New Metal You Should Be Blasting Right Now
Check out the latest from Pune band Lotus, Mumbai/Kolkata duo Groovy Noodles’ collab with sitarist Purbayan Chatterjee, Kerala band Oceans Were Ink and more
“Maraud” by Arseniic
Guwahati metallers Arseniic are the kind of band who will tide you over until new music from Swedish metal giants Meshuggah arrives next year. Seemingly taking influence every step of the way, Arseniic – who came together in 2013 – run riot on their latest single “Maraud.” There’s punishing, overbearing chaotic riffs that definitely answer the question “Does it djent?” but Arseniic take things up a notch by constantly shifting tempos and ramping up a mind-bending aural attack through the course of five minutes.
“Bataille De Camerone” by Mutiny
Bengaluru-based multi-instrumentalist Sonaksh Singh Rawat pieces together stories of the bravest warriors and armed forces across the ages for his upcoming album The Last Stand. While his 2019 singles “Saragarhi” and “Ambush at Shanghani” transport listeners from war sites in what is present day Pakistan to Zimbabwe, the third release “Bataille De Camerone” talks about a 19th century battle between French Legionnaires and Mexican soldiers, set to dragging riffs and extreme metal songwriting, complete with a searing guitar solo to cap it off.
“Persevere” by Oceans Were Ink ft. Jacob Umansky
Out of the town of Kodungallur in Thrissur, Kerala, Oceans Were Ink clearly made the most of an internet collaboration and invited New York bassist Jacob Umansky (from prog band Intervals) to feature on their new single “Persevere.” Structurally bringing together all the makings of a solid prog metal song – from the moody clean guitar melodies to the fist-tight rhythmic patterns over riffs and impassioned vocals – Oceans Were Ink is a must-hear for fans of Skyharbor, Tesseract and Monuments.
Emergence EP by Lotus
On their long-anticipated debut EP Emergence that’s been released track by track across a year, Lotus dive into electronic, post-rock and modern metal territory across four songs. Produced by post-rock band Aswekeepsearching’s Shubham Gurung, guitarists Siddharth Amarnath and Robert Alex (from Aswekeepsearching as well as metallers Noiseware), Lotus traverse moods with great aid from textural patterns (“Vision,” “Wither”) but are also sometimes rooted in memorable riffs, like the opening to “Castles.” The yearning thematic sound of “Intact,” on the other hand, recounts post-rock heavyweights such as Caspian and 65daysofstatic.

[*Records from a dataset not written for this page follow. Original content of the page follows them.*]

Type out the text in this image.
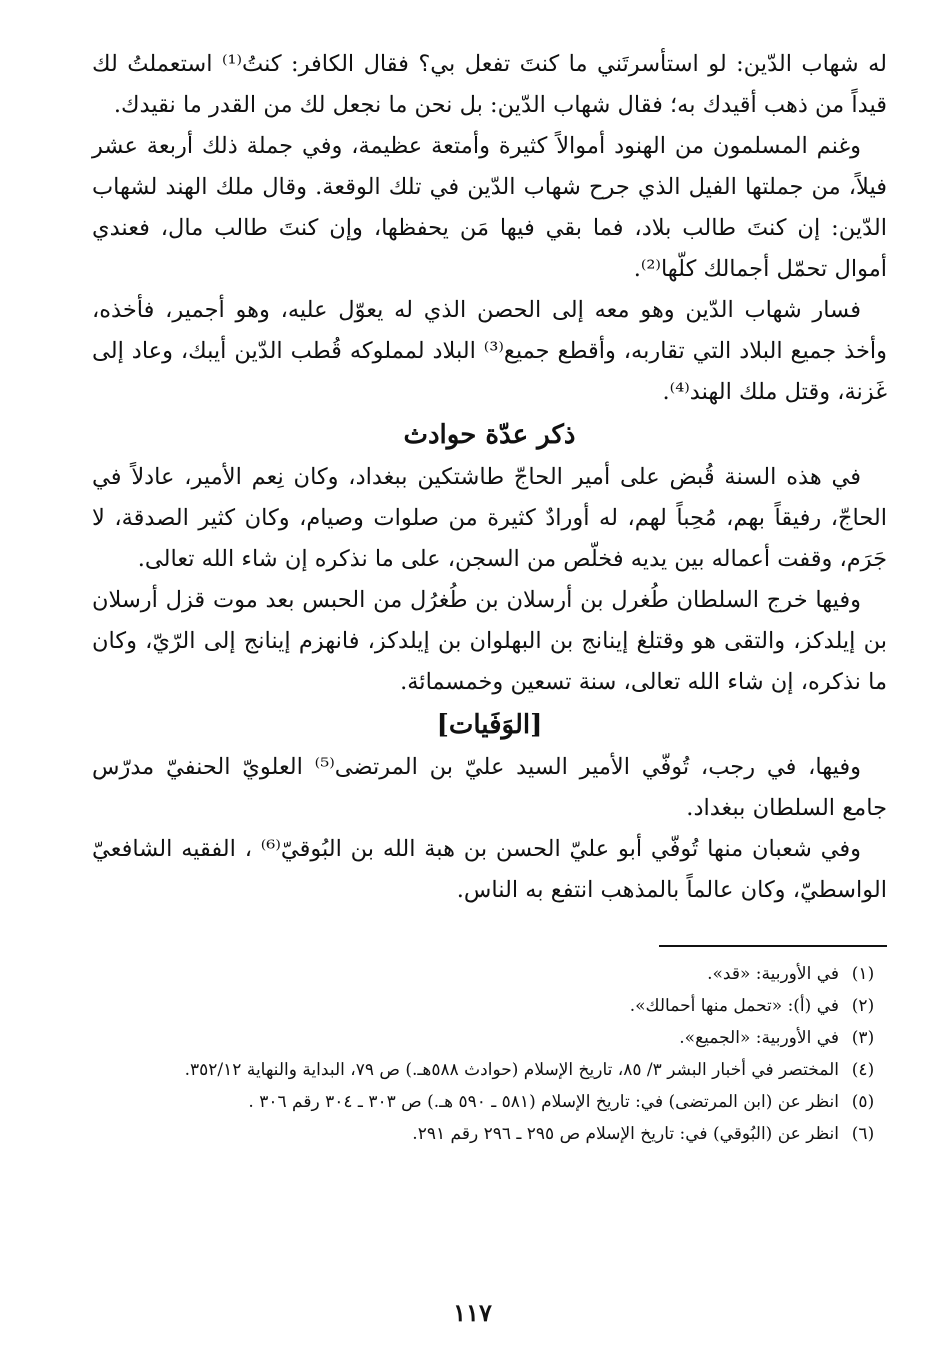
له شهاب الدّين: لو استأسرتَني ما كنتَ تفعل بي؟ فقال الكافر: كنتُ⁽¹⁾ استعملتُ لك قيداً من ذهب أقيدك به؛ فقال شهاب الدّين: بل نحن ما نجعل لك من القدر ما نقيدك.

وغنم المسلمون من الهنود أموالاً كثيرة وأمتعة عظيمة، وفي جملة ذلك أربعة عشر فيلاً، من جملتها الفيل الذي جرح شهاب الدّين في تلك الوقعة. وقال ملك الهند لشهاب الدّين: إن كنتَ طالب بلاد، فما بقي فيها مَن يحفظها، وإن كنتَ طالب مال، فعندي أموال تحمّل أجمالك كلّها⁽²⁾.

فسار شهاب الدّين وهو معه إلى الحصن الذي له يعوّل عليه، وهو أجمير، فأخذه، وأخذ جميع البلاد التي تقاربه، وأقطع جميع⁽³⁾ البلاد لمملوكه قُطب الدّين أيبك، وعاد إلى غَزنة، وقتل ملك الهند⁽⁴⁾.

ذكر عدّة حوادث

في هذه السنة قُبض على أمير الحاجّ طاشتكين ببغداد، وكان نِعم الأمير، عادلاً في الحاجّ، رفيقاً بهم، مُحِباً لهم، له أورادٌ كثيرة من صلوات وصيام، وكان كثير الصدقة، لا جَرَم، وقفت أعماله بين يديه فخلّص من السجن، على ما نذكره إن شاء الله تعالى.

وفيها خرج السلطان طُغرل بن أرسلان بن طُغرُل من الحبس بعد موت قزل أرسلان بن إيلدكز، والتقى هو وقتلغ إينانج بن البهلوان بن إيلدكز، فانهزم إينانج إلى الرّيّ، وكان ما نذكره، إن شاء الله تعالى، سنة تسعين وخمسمائة.

[الوَفَيات]

وفيها، في رجب، تُوفّي الأمير السيد عليّ بن المرتضى⁽⁵⁾ العلويّ الحنفيّ مدرّس جامع السلطان ببغداد.

وفي شعبان منها تُوفّي أبو عليّ الحسن بن هبة الله بن البُوقيّ⁽⁶⁾ ، الفقيه الشافعيّ الواسطيّ، وكان عالماً بالمذهب انتفع به الناس.

(١)
في الأوربية: «قد».
(٢)
في (أ): «تحمل منها أحمالك».
(٣)
في الأوربية: «الجميع».
(٤)
المختصر في أخبار البشر ٣/ ٨٥، تاريخ الإسلام (حوادث ٥٨٨هـ.) ص ٧٩، البداية والنهاية ٣٥٢/١٢.
(٥)
انظر عن (ابن المرتضى) في: تاريخ الإسلام (٥٨١ ـ ٥٩٠ هـ.) ص ٣٠٣ ـ ٣٠٤ رقم ٣٠٦ .
(٦)
انظر عن (البُوقي) في: تاريخ الإسلام ص ٢٩٥ ـ ٢٩٦ رقم ٢٩١.
١١٧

“Freedom” by Groovy Noodles ft. Purbayan Chatterjee, John Paul and Smarajeet Bhattacharya
Groovy Noodles is an experimental and instrumental-dabbling duo comprising drummer Aritra Basu (from instrumental band Letterz, metallers Yonsample and more) and guitarist Rickraj Nath and their debut single “Freedom” clearly meant to make a mark. Hopping from jazz-rock to prog to metal and psychedelic passages, the duo invites sitar ace Purbayan Chatterjee for an astounding lead, supported by bassist-guitarist John Paul and keyboardist Smarajeet Bhattacharya. With a space exploration visual aesthetic, Groovy Noodles certainly elevate their status right out the door with “Freedom.”
“Aidrop” by Axolotl
A new project started by members of New Delhi/Bengaluru rock/metal band Frostcraft, Axolotl seems to channel everything anyone liked about early 2000s rock (the kind that was called “post-grunge”), post-hardcore and metal with a new song every week so far. While songs like “Hollow” offer more emo hues and “Tender” features bursts of energy, “Airdrop” builds up steadily to a very worthy metalcore breakdown. The music is all produced inhouse, with vocalist Arindam Chowdhury handling mixing duties while guitarist Atanu Sarkar mastered the tracks.
“Secrets” by WAV
Formed during the COVID-19 pandemic, New Delhi metallers WAV have a bit of legacy behind them. Bassist Karthik Nanda and drummer Krishnan Natarajan originally made their name with prog metal band Decibel. With their latest project WAV, they’re joined by guitarist Siddharth and vocalist Ankit Kumar. Their debut single, “Secrets,” rightly shows them performing in their own spaces for a song that recalls all the best elements of dark, heavy metal, built like a tank on bludgeoning riffage and galloping drum work.